I am well past the rant that electronic media is destroying everything precious about our humanity. After all, it allows me to write these words so you can read them! But Emerson said long ago “Things are in the saddle and ride mankind,” his poetic way of suggesting that the cart before the horse is a bad arrangement. We are being led by our noses by the machines of our own creation and really have no idea how they are changing us. And this is most important to consider when it comes to children. If we’re going to jump on the “every child with an I-Pad bandwagon,” we should at least not be surprised when they find us live teachers less interesting that whatever else is a button click away. We should stop calling them ADD and drugging them as if it was their personal problem when the whole culture flow is toward a hyper-manic sensory assault that breeds distractability and short attention spans.
The fact is that the kids at our school have trouble with silence, focused listening, being still. And it certainly is not wholly the effect of electronic media. Our own school culture, which we adults are in charge of, is partly the culprit. We treat our kids as if they’re God’s gift to the world. And they are! But in an overpopulated world, there’s not room or time for all of God’s creatures to constantly proclaim their genius without raising their hand. And even then, there might not be time to call on them.

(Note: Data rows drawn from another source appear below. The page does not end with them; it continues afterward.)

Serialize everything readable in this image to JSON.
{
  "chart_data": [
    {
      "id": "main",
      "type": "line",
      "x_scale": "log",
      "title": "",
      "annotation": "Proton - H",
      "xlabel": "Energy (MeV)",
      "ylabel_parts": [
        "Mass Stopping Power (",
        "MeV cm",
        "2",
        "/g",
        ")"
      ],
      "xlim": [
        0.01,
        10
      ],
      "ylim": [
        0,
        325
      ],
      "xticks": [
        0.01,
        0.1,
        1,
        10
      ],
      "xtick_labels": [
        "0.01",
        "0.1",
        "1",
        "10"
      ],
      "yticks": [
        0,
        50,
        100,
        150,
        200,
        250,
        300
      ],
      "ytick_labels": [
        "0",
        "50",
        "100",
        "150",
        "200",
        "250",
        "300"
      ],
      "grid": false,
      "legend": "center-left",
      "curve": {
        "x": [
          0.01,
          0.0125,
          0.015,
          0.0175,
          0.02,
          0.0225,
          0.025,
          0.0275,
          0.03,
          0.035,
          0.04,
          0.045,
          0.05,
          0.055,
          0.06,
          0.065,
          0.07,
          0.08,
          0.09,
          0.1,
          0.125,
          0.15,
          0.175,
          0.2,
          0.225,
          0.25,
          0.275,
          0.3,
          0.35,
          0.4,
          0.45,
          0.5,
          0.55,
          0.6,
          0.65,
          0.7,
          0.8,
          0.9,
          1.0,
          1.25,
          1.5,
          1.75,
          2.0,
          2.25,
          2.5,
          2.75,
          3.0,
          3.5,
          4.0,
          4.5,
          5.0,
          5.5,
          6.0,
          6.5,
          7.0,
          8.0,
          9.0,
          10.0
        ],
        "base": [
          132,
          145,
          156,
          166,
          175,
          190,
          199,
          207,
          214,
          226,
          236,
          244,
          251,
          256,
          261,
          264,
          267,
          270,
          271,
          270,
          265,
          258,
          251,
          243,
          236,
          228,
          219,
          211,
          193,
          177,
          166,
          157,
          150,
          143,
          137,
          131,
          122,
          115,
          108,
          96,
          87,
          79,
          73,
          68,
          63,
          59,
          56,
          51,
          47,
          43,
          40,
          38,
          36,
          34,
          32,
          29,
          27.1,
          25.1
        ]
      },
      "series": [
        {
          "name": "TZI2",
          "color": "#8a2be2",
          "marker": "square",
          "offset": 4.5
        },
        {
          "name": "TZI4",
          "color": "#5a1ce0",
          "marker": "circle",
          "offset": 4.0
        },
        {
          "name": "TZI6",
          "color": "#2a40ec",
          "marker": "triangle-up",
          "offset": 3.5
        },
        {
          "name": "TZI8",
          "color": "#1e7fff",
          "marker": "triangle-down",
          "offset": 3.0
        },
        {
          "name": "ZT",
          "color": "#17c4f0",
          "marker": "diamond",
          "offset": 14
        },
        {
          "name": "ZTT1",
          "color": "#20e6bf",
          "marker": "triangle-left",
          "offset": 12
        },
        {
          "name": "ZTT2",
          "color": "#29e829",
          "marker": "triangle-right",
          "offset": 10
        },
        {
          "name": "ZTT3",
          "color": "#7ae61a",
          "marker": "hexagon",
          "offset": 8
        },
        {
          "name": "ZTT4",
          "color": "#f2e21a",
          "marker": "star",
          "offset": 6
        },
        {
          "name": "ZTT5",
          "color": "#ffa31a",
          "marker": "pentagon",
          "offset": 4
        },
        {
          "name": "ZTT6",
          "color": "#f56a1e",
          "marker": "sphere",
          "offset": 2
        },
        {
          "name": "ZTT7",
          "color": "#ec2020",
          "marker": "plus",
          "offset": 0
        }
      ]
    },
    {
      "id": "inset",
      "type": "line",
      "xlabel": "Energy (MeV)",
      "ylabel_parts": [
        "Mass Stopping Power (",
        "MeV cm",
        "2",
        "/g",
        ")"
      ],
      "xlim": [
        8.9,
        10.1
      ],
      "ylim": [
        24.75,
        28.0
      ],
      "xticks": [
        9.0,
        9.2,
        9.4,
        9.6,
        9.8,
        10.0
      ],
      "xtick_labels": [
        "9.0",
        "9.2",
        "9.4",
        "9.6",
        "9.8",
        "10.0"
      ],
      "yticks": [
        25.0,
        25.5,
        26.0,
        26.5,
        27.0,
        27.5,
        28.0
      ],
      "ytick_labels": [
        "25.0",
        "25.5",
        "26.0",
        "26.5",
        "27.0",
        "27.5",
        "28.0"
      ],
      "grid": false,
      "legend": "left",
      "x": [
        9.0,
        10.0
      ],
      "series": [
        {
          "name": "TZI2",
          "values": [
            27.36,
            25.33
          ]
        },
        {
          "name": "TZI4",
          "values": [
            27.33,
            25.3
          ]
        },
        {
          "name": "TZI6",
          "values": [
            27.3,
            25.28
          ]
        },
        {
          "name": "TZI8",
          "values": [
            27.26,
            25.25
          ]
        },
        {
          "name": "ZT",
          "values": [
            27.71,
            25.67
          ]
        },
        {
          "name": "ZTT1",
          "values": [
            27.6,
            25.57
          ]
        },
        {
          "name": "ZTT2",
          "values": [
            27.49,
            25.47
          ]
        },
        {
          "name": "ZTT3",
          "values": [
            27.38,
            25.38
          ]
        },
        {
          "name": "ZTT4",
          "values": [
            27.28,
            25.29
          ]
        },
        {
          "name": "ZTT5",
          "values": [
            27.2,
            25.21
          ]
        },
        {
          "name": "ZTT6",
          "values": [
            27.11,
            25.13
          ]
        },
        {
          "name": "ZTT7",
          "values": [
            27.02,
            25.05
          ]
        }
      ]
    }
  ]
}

At my school, we are so interested in the kids’ ideas and so encouraging of them to express themselves that we forgot to tell them that, to put it bluntly, they need to shut-up every one in a while. And of course, telling them isn’t enough. If we really want them to enjoy the golden glow of occasional silence, we need to create a practice of silence and composure and attention. We do it in our Montessori preschool where 38 children from three to five years old eat lunch in absolute silence. We just need to start valuing it enough to create a time and space and means for them to practice stilling their monkey minds. They need to learn how to install a little roadblock between their mouth and their thoughts, to understand that while their ideas are occasionally fascinating, they’re not consistently so and don’t merit interrupting the teacher’s own valued words.
More and more I see that the kids who are happiest and most confident and most competent are the kids that can filter their thoughts, still their bodies, calm their excitement. There are exceptions, kids driven by a passion to a point of hyperactivity, but most kids, like most adults, need to direct their thinking, temper their emotion and feel at home in their bodies. Some of that is internally driven by personal chemistry, history, personality, character and some is culturally created, as noted above, with both kids merely reflecting back to us what we’re giving them. Which makes it all the more important to create practices of attention, habits of silence, rituals of attention. To create in our own school communities a culture of composure.
It's a conversation worth having. Around a table with computers closed.